As England defend their Women’s Rugby World Cup title this month, we look at the schools where the sport is thriving amongst a growing female cohort.
Women’s rugby has gone on an incredible journey to earn its place in the spotlight. As the eighth Women’s Rugby World Cup kicks off in Ireland, the reigning champs look set to inspire a new generation of players.
Rugby has always been a common sports fixture for boys at independent schools across the country. Slowly but surely, however, schools are teaching girls that sports like rugby aren’t just for boys.
Breaking gender stereotypes
In 2015, a survey by the Girls’ Schools Association found 60 per cent of heads have pupils who play rugby regularly. A further 14 per cent plan to introduce the sport.
The GSA, which represents UK independent girls’ schools, said rugby was fast ‘gaining momentum’, partly because of a greater focus nationally on female teams.
One of those schools is Sydenham High, which goes from strength to strength in the sport. Two its players were selected to play for the Surrey U15 women’s ruby team last season. Eleanor and Sophie, both 14, played in the undefeated team at the end of the season.
In preparation for this season’s trials, a total of four Sydenham High pupils have been put forward for selection, including Eleanor and Sophie. The school is also in the process of arranging a UK-based tour for its own U15 team comprised of Year 9 and 10 players.
The Sydenham High rugby team even has its own kit. It’s not just regulation school kit, but their very own strip – for rugby, for girls.
Several schools are now linking up with local sports coaches and clubs to inspire their female rugby players too.
English rugby union team, the Newcastle Falcons, offers free coaching and access to training for staff at Newcastle High School for Girls. Tag rugby is offered to girls at the day school from Year 9 as part of the curriculum. ‘We believe that a broad depth of experiences is vital if girls are going to find activities they enjoy and can be good at,’ explains the school’s director of sport Jackie Atkinson.
At Sherborne Girls in Dorset, girls play rugby union and tag rugby as part of the school’s extra-curricular activities from Year 9. The day and boarding school has joint training sessions between pupils at the local rugby club. makes good use of its local rugby club. Pupils train here with players at the local rugby club. Sherborne Girls also hosts the Dorset and Wilts U16 and U18 county trials and evening training.
Bringing girls together
For nine years, girls from Oundle School’s sixth form have joined together to play a game of rugby in memory of former pupil. Thommy Purbrook’s career at Oundle was tragically cut short when she died from meningitis while on a school in 2008. The annual charity rugby match raises money for the scholarship fund established by Thommy’s parents, Clive and Belinda.

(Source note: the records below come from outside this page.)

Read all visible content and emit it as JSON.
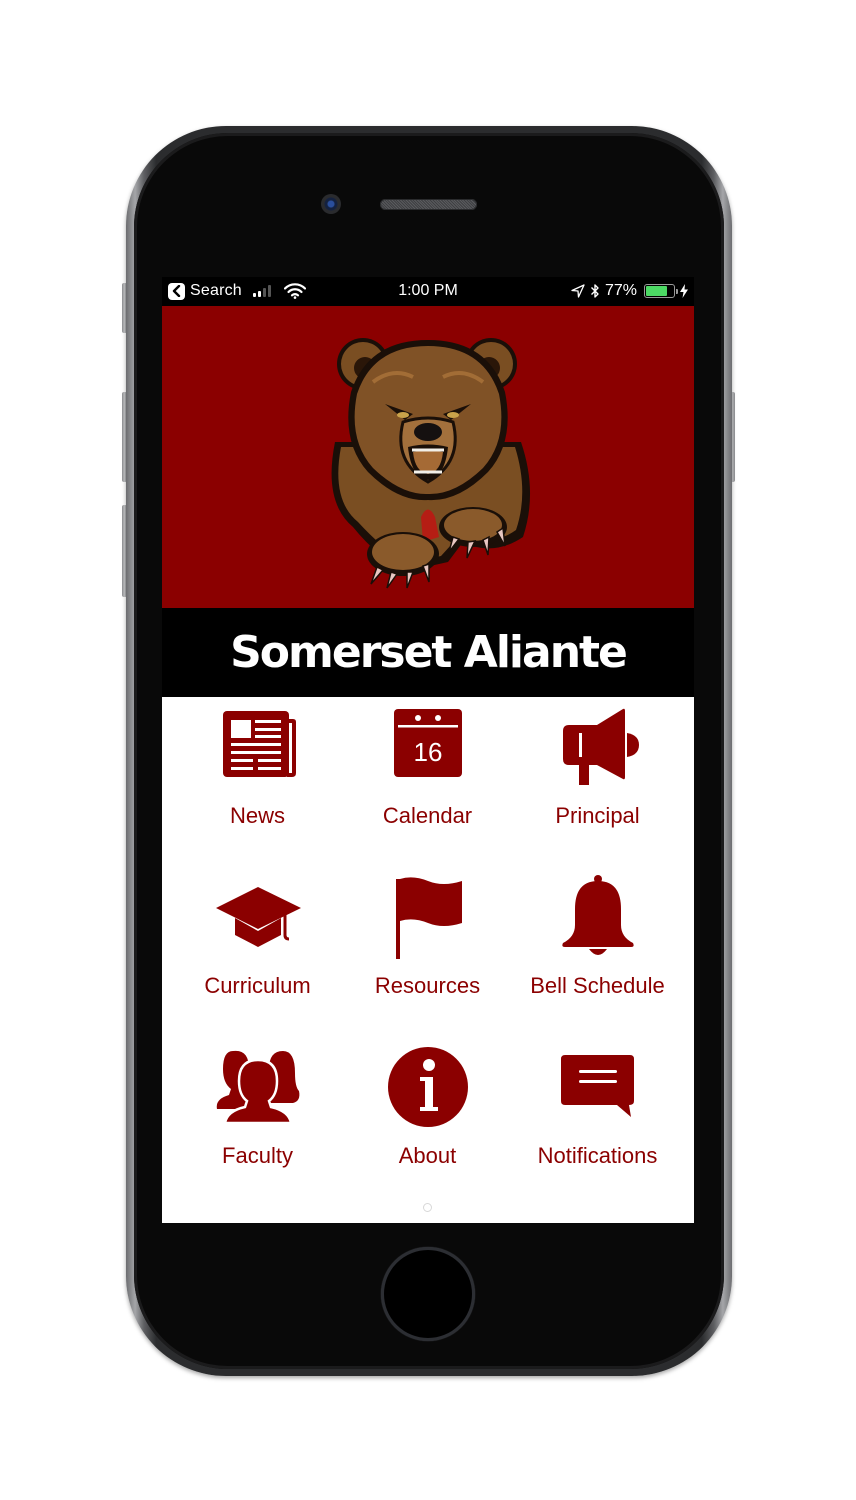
{
  "status_bar": {
    "back_label": "Search",
    "time": "1:00 PM",
    "battery_percent": "77%",
    "battery_level": 0.77,
    "signal_bars_active": 2,
    "signal_bars_total": 4,
    "icons": [
      "back-arrow-icon",
      "signal-icon",
      "wifi-icon",
      "location-arrow-icon",
      "bluetooth-icon",
      "battery-icon",
      "charging-bolt-icon"
    ]
  },
  "header": {
    "mascot_image": "bear-mascot",
    "title": "Somerset Aliante"
  },
  "theme": {
    "brand_red": "#8b0000",
    "title_band": "#000000",
    "battery_green": "#4cd964"
  },
  "menu": {
    "items": [
      {
        "label": "News",
        "icon": "newspaper-icon"
      },
      {
        "label": "Calendar",
        "icon": "calendar-icon",
        "icon_text": "16"
      },
      {
        "label": "Principal",
        "icon": "megaphone-icon"
      },
      {
        "label": "Curriculum",
        "icon": "graduation-cap-icon"
      },
      {
        "label": "Resources",
        "icon": "flag-icon"
      },
      {
        "label": "Bell Schedule",
        "icon": "bell-icon"
      },
      {
        "label": "Faculty",
        "icon": "people-group-icon"
      },
      {
        "label": "About",
        "icon": "info-icon"
      },
      {
        "label": "Notifications",
        "icon": "message-icon"
      }
    ]
  },
  "pagination": {
    "current_page": 1,
    "total_pages": 1
  }
}
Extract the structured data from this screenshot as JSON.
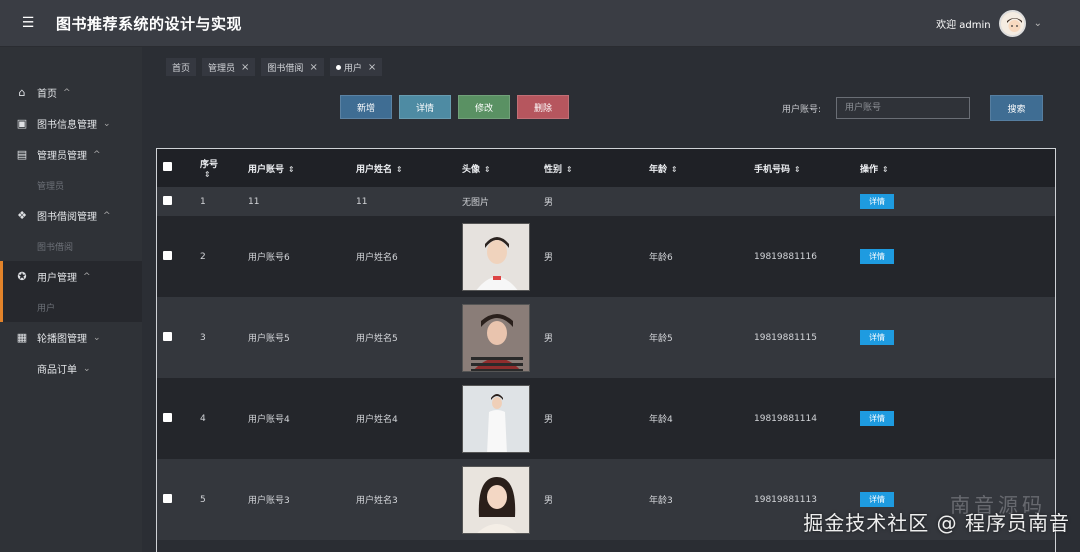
{
  "header": {
    "menu_icon": "menu-icon",
    "title": "图书推荐系统的设计与实现",
    "welcome": "欢迎 admin",
    "chevron": "⌄"
  },
  "sidebar": {
    "items": [
      {
        "label": "首页",
        "icon": "home-icon",
        "chev": "^"
      },
      {
        "label": "图书信息管理",
        "icon": "chip-icon",
        "chev": "⌄"
      },
      {
        "label": "管理员管理",
        "icon": "layout-icon",
        "chev": "^"
      },
      {
        "label": "管理员",
        "sub": true
      },
      {
        "label": "图书借阅管理",
        "icon": "apps-icon",
        "chev": "^"
      },
      {
        "label": "图书借阅",
        "sub": true
      },
      {
        "label": "用户管理",
        "icon": "award-icon",
        "chev": "^"
      },
      {
        "label": "用户",
        "sub": true
      },
      {
        "label": "轮播图管理",
        "icon": "carousel-icon",
        "chev": "⌄"
      },
      {
        "label": "商品订单",
        "chev": "⌄"
      }
    ]
  },
  "tabs": [
    {
      "label": "首页",
      "closable": false
    },
    {
      "label": "管理员",
      "closable": true
    },
    {
      "label": "图书借阅",
      "closable": true
    },
    {
      "label": "用户",
      "closable": true,
      "current": true
    }
  ],
  "toolbar": {
    "add": "新增",
    "detail": "详情",
    "edit": "修改",
    "delete": "删除",
    "search_label": "用户账号:",
    "search_placeholder": "用户账号",
    "search_button": "搜索"
  },
  "table": {
    "headers": [
      "",
      "序号",
      "用户账号",
      "用户姓名",
      "头像",
      "性别",
      "年龄",
      "手机号码",
      "操作"
    ],
    "rows": [
      {
        "no": "1",
        "account": "11",
        "name": "11",
        "avatar": "无图片",
        "gender": "男",
        "age": "",
        "phone": "",
        "action": "详情"
      },
      {
        "no": "2",
        "account": "用户账号6",
        "name": "用户姓名6",
        "avatar": "img",
        "gender": "男",
        "age": "年龄6",
        "phone": "19819881116",
        "action": "详情"
      },
      {
        "no": "3",
        "account": "用户账号5",
        "name": "用户姓名5",
        "avatar": "img",
        "gender": "男",
        "age": "年龄5",
        "phone": "19819881115",
        "action": "详情"
      },
      {
        "no": "4",
        "account": "用户账号4",
        "name": "用户姓名4",
        "avatar": "img",
        "gender": "男",
        "age": "年龄4",
        "phone": "19819881114",
        "action": "详情"
      },
      {
        "no": "5",
        "account": "用户账号3",
        "name": "用户姓名3",
        "avatar": "img",
        "gender": "男",
        "age": "年龄3",
        "phone": "19819881113",
        "action": "详情"
      }
    ]
  },
  "watermark": {
    "main": "掘金技术社区 @ 程序员南音",
    "faint": "南音源码"
  },
  "colors": {
    "accent": "#e2832a",
    "primary_button": "#3f6d93",
    "detail_button": "#1e9be0"
  }
}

Thommy’s time at Oundle was marked by her enthusiasm, energy and determination. One of her many talents was rugby and she was captain of the girls’ team. For this year’s match, the 1st XV Captain, Susie Hutchinson and Gigi Campbell-Breeden organised a team each. The end result of the match was 5-5 – a tense draw which reflected how determined both teams were.
This year has been absolutely outstanding,’ commented Susie. ‘We’ve had more players than ever sign up, all arriving to train and to play with exceptional enthusiasm.
Rugby coach, Ian Clark added, ‘The match was a tribute to the commitment of the girls, with some huge tackles and dogged defence. Both sides performed admirably. With thanks to the organisers and competitors for carrying on this important tradition.’